More Stanford growth

The council also voted 4-0 Nov. 29, with Mr. Mueller absent, to approve a comment letter laying out concerns about the findings in a draft environmental impact report on Stanford's general use permit. The university is seeking approval from Santa Clara County to add between the years 2018 and 2035:

● 2.275 million net new square feet of academic and academic-support space.

● 3,150 new housing units or dorm rooms (estimated to be 1.225 million additional square feet).

● 40,000 net new square feet of childcare space.
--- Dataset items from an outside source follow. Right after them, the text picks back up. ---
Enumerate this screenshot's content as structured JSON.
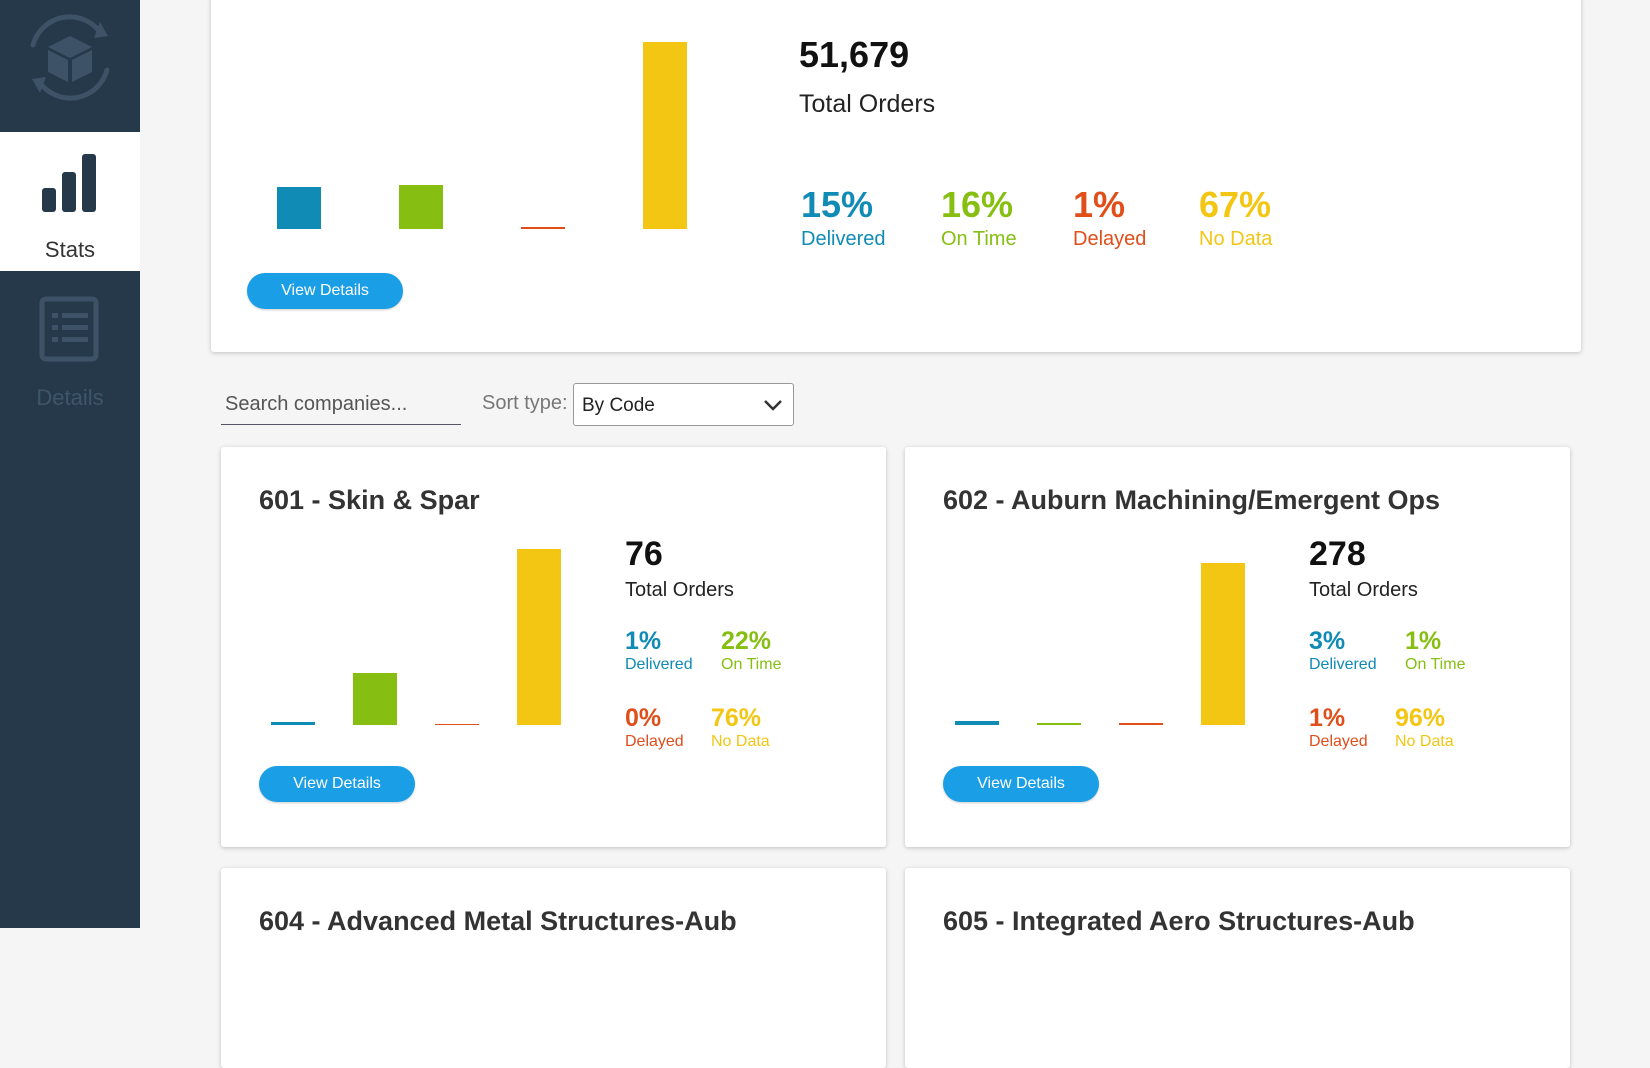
{
  "nav": {
    "items": [
      {
        "label": "Stats",
        "icon": "bar-chart-icon",
        "active": true
      },
      {
        "label": "Details",
        "icon": "list-document-icon",
        "active": false
      }
    ]
  },
  "colors": {
    "delivered": "#0f8bb5",
    "on_time": "#86bf12",
    "delayed": "#e04e1a",
    "no_data": "#f3c614",
    "sidebar": "#25394b",
    "button": "#1a9ee6"
  },
  "summary": {
    "total": "51,679",
    "total_label": "Total Orders",
    "stats": [
      {
        "pct": "15%",
        "label": "Delivered",
        "key": "delivered"
      },
      {
        "pct": "16%",
        "label": "On Time",
        "key": "on_time"
      },
      {
        "pct": "1%",
        "label": "Delayed",
        "key": "delayed"
      },
      {
        "pct": "67%",
        "label": "No Data",
        "key": "no_data"
      }
    ],
    "view_details": "View Details"
  },
  "filters": {
    "search_placeholder": "Search companies...",
    "sort_label": "Sort type:",
    "sort_value": "By Code"
  },
  "companies": [
    {
      "title": "601 - Skin & Spar",
      "total": "76",
      "total_label": "Total Orders",
      "stats": [
        {
          "pct": "1%",
          "label": "Delivered",
          "key": "delivered"
        },
        {
          "pct": "22%",
          "label": "On Time",
          "key": "on_time"
        },
        {
          "pct": "0%",
          "label": "Delayed",
          "key": "delayed"
        },
        {
          "pct": "76%",
          "label": "No Data",
          "key": "no_data"
        }
      ],
      "view_details": "View Details"
    },
    {
      "title": "602 - Auburn Machining/Emergent Ops",
      "total": "278",
      "total_label": "Total Orders",
      "stats": [
        {
          "pct": "3%",
          "label": "Delivered",
          "key": "delivered"
        },
        {
          "pct": "1%",
          "label": "On Time",
          "key": "on_time"
        },
        {
          "pct": "1%",
          "label": "Delayed",
          "key": "delayed"
        },
        {
          "pct": "96%",
          "label": "No Data",
          "key": "no_data"
        }
      ],
      "view_details": "View Details"
    },
    {
      "title": "604 - Advanced Metal Structures-Aub"
    },
    {
      "title": "605 - Integrated Aero Structures-Aub"
    }
  ]
}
Among the concerns staff raise in the letter to Stanford are that university's maximum buildout levels and timing are not well-defined, that the report's traffic analysis does not reflect actual congestion levels, that proposed traffic mitigation measures are incomplete, and that housing demand will be generated that will not be accommodated on campus.
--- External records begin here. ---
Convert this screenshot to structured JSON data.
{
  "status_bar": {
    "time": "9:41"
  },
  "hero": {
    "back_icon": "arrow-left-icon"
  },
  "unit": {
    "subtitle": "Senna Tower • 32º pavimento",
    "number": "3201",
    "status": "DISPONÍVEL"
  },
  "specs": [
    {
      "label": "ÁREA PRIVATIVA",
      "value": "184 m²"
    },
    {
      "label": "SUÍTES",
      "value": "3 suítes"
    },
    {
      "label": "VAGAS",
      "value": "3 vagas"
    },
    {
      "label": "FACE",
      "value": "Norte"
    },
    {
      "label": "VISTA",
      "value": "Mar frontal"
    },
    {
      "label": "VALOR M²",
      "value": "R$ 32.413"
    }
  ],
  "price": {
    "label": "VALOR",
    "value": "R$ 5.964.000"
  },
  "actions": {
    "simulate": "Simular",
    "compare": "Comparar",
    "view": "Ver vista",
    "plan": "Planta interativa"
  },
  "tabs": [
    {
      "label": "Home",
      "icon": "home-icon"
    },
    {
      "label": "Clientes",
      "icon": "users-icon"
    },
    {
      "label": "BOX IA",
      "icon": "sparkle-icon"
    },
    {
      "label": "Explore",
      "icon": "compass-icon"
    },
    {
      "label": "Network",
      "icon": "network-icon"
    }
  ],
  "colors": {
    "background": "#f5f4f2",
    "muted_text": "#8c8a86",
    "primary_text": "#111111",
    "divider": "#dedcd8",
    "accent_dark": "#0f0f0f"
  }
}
Menlo Park joined Palo Alto and San Mateo County in a request for a 60-day extension of the deadline to make comments on the report.

See previous stories:

● Oct. 24: Menlo Park seeks delay in hearing for new Stanford development

● Nov. 16:

Update: Menlo Park council reverses approval of Stanford project

Comments

bruce adornato
Menlo Park: Sharon Heights
on Nov 30, 2017 at 1:39 pm
bruce adornato, Menlo Park: Sharon Heights
on Nov 30, 2017 at 1:39 pm

Bravo for the MP city council getting real with Stanford and its plans for seemingly unlimited growth
without realistic concerns of the traffic problem.


Roll Call
Menlo Park: South of Seminary/Vintage Oaks
on Nov 30, 2017 at 4:02 pm
Roll Call, Menlo Park: South of Seminary/Vintage Oaks
on Nov 30, 2017 at 4:02 pm

Where is Council Member Mueller? How many council meetings did he miss this year?


Ray Mueller
Menlo Park: University Heights
on Nov 30, 2017 at 4:27 pm
Ray Mueller, Menlo Park: University Heights
on Nov 30, 2017 at 4:27 pm

I was home with my sick daughter. My wife is a middle school counselor. She is away chaperoning her schools trip to the mountains. My daughter was ill, as was I frankly. I actually brought the kids to the meeting at 6:45, but it was too much to ask a sick child to do. We left before the meeting started.

Best,
Ray Mueller


Brian
Menlo Park: The Willows
on Nov 30, 2017 at 7:06 pm
Brian, Menlo Park: The Willows
on Nov 30, 2017 at 7:06 pm

Ray,

Saw you there talking before the meeting started but her you were ill and had to leave. Thanks for watching live and your input on the Willows Traffic problems. Limiting Stanford from flooding out streets with more cars is a good start. Looking forward to seeing some action take on the Willows at the next meeting, hope you are better.